The Next Web has a post up this morning which looks at the growing fad for posting screenshots on Twitter as a way of getting around the micro-blogging service’s 140-character limit. (Here are a couple examples.)
They describe the new fad as being the death of blogging:
Late last year, Mat Honan wrote for Buzzfeed about “screenshorts”, a rising phenomenon on Twitter where people share their favorite quote of an article in a screenshot to avoid Twitter’s character count.
What’s most interesting about the rise of these screenshots on Twitter and other social media is that they’re actually killing traditional blogging in its entirety. The easiest place to look for this phenomenon is celebrities.

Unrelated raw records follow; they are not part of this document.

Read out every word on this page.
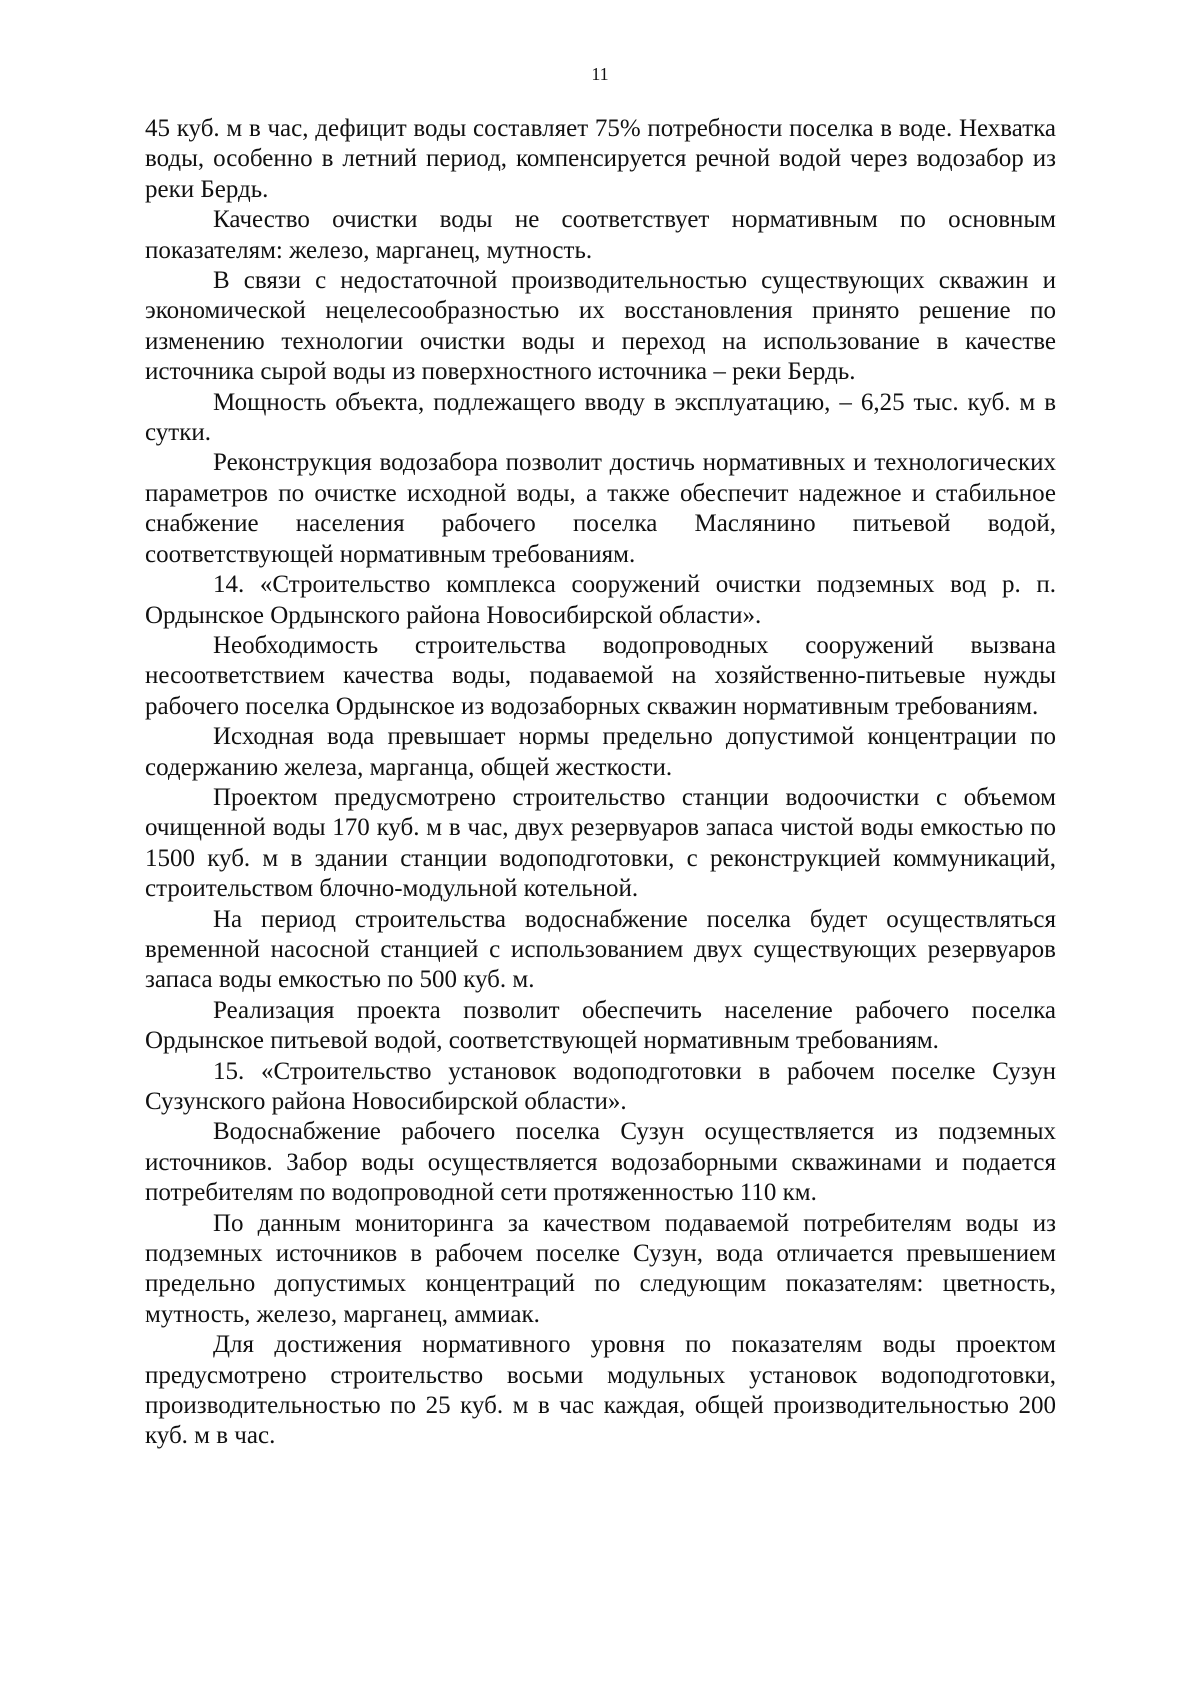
11

45 куб. м в час, дефицит воды составляет 75% потребности поселка в воде. Нехватка воды, особенно в летний период, компенсируется речной водой через водозабор из реки Бердь.

Качество очистки воды не соответствует нормативным по основным показателям: железо, марганец, мутность.

В связи с недостаточной производительностью существующих скважин и экономической нецелесообразностью их восстановления принято решение по изменению технологии очистки воды и переход на использование в качестве источника сырой воды из поверхностного источника – реки Бердь.

Мощность объекта, подлежащего вводу в эксплуатацию, – 6,25 тыс. куб. м в сутки.

Реконструкция водозабора позволит достичь нормативных и технологических параметров по очистке исходной воды, а также обеспечит надежное и стабильное снабжение населения рабочего поселка Маслянино питьевой водой, соответствующей нормативным требованиям.

14. «Строительство комплекса сооружений очистки подземных вод р. п. Ордынское Ордынского района Новосибирской области».

Необходимость строительства водопроводных сооружений вызвана несоответствием качества воды, подаваемой на хозяйственно-питьевые нужды рабочего поселка Ордынское из водозаборных скважин нормативным требованиям.

Исходная вода превышает нормы предельно допустимой концентрации по содержанию железа, марганца, общей жесткости.

Проектом предусмотрено строительство станции водоочистки с объемом очищенной воды 170 куб. м в час, двух резервуаров запаса чистой воды емкостью по 1500 куб. м в здании станции водоподготовки, с реконструкцией коммуникаций, строительством блочно-модульной котельной.

На период строительства водоснабжение поселка будет осуществляться временной насосной станцией с использованием двух существующих резервуаров запаса воды емкостью по 500 куб. м.

Реализация проекта позволит обеспечить население рабочего поселка Ордынское питьевой водой, соответствующей нормативным требованиям.

15. «Строительство установок водоподготовки в рабочем поселке Сузун Сузунского района Новосибирской области».

Водоснабжение рабочего поселка Сузун осуществляется из подземных источников. Забор воды осуществляется водозаборными скважинами и подается потребителям по водопроводной сети протяженностью 110 км.

По данным мониторинга за качеством подаваемой потребителям воды из подземных источников в рабочем поселке Сузун, вода отличается превышением предельно допустимых концентраций по следующим показателям: цветность, мутность, железо, марганец, аммиак.

Для достижения нормативного уровня по показателям воды проектом предусмотрено строительство восьми модульных установок водоподготовки, производительностью по 25 куб. м в час каждая, общей производительностью 200 куб. м в час.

Are screenshorts slowly killing blogging as we know it? For some things, I think so, because it’s an easier and more authentic way to reach your fans, friends or followers directly on social media than it is to spend time setting up a blog and then sharing out the link.
I wouldn’t say that this is killing traditional blogging; if there were such a thing, it would be plain text and images posted on a webpage, and that effectively died out with the rise of blogging platforms with automation, fancy features, rich layouts, etc.
No, the “screenshot as post” trend is just the next iteration of one type of blogging. It was inspired by the limitations of Twitter’s 140 character limit, just like services such as Twitlonger.
And like those services, the screenshot post exists only as a result of Twitter’s limitations. It makes almost no sense to use them outside of the Twitter ecosystem; Facebook, for example, doesn’t enforce a character limit so there’s no reason not to post the complete text of an article. Tell me, have you seen very many screenshot posts on Facebook? (I have not, but then again I don’t use FB much.)
Curiously, the screenshot post can also be found on Instagram, where it makes even less sense. Why would you post a screenshot to an image sharing site? That’s not why it exists.
Do you use tweet screenshots much? Do you have a tool you can recommend?